Mr. Birdwhistle, jackknifed with pain, hissed, “You little bitch” at Freda, just as Gladys made a timely entrance, announcing the arrival of the polony, like someone walking on stage in a poorly written farce. The octopus gave his side of the story—Freda had attacked him for no reason, like a mad cat with all claws out. Freda was not surprised when Gladys showed no interest in her own daughter’s version of events, but instead scolded her and told her to go to her room and think very hard about her “future in this house.”

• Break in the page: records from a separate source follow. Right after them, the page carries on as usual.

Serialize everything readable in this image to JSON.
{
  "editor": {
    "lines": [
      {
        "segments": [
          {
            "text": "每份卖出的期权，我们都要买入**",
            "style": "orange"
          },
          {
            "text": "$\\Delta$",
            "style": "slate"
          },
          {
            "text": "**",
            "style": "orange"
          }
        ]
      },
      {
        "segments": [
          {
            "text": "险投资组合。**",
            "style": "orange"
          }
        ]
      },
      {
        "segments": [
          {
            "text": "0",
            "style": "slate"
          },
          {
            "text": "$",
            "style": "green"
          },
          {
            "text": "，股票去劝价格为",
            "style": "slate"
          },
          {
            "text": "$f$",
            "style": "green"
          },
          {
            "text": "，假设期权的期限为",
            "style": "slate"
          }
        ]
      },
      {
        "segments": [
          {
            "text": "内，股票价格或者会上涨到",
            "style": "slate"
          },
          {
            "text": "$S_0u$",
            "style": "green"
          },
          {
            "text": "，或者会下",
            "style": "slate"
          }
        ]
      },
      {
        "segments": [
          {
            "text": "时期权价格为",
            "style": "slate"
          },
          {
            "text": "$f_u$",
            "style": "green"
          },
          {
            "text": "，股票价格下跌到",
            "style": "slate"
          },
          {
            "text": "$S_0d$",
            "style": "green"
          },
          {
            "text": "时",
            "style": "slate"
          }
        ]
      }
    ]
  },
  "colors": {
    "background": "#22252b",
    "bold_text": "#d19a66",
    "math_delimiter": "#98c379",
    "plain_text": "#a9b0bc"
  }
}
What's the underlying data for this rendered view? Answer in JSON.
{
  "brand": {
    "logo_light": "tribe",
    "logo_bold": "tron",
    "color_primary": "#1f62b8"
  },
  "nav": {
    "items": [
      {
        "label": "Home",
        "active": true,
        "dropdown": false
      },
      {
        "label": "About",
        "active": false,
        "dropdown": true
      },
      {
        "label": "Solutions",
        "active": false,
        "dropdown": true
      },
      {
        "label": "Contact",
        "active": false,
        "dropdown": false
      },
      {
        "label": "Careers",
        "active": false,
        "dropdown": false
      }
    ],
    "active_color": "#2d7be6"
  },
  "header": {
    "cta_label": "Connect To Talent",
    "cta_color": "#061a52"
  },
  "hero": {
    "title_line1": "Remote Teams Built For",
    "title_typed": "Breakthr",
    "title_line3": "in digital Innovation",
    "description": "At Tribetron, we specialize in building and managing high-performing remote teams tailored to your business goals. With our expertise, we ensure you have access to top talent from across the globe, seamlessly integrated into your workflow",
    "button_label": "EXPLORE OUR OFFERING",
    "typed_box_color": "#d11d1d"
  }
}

As Freda lay on her bed, as tidily as one of the recumbent statues on tombs in the Minster that she had seen, gazing at the peeling whitewash on the ceiling, she wondered why her mother, usually so indolent, had not sent her to the butcher’s for the much discussed polony. Why had she left her alone with Mr. Birdwhistle? Had she been a lure, a temptation for his flagging appetite? Like a sweetmeat or a trifle, a misshapen orange cream plucked off Rowntree’s production line. A slow tear rolled from her eye. She dabbed at it with Vanda’s handkerchief. It smelt of Habanita and conjured the spirit of Vanda.
Freda sighed and sat up and took out Duncan’s cards from the drawer in her bedside table. Riffling the pack soothingly, she did, as instructed, consider her future in this house. She dealt from the bottom, a cheat’s trick Duncan had taught her. The Queen of Clubs flipped out of the pack and Freda slipped it back in. She didn’t regard it as a fortune-telling card. Cards were nothing beyond their face value.
As to her “future in this house,” Freda decided that perhaps she didn’t have one.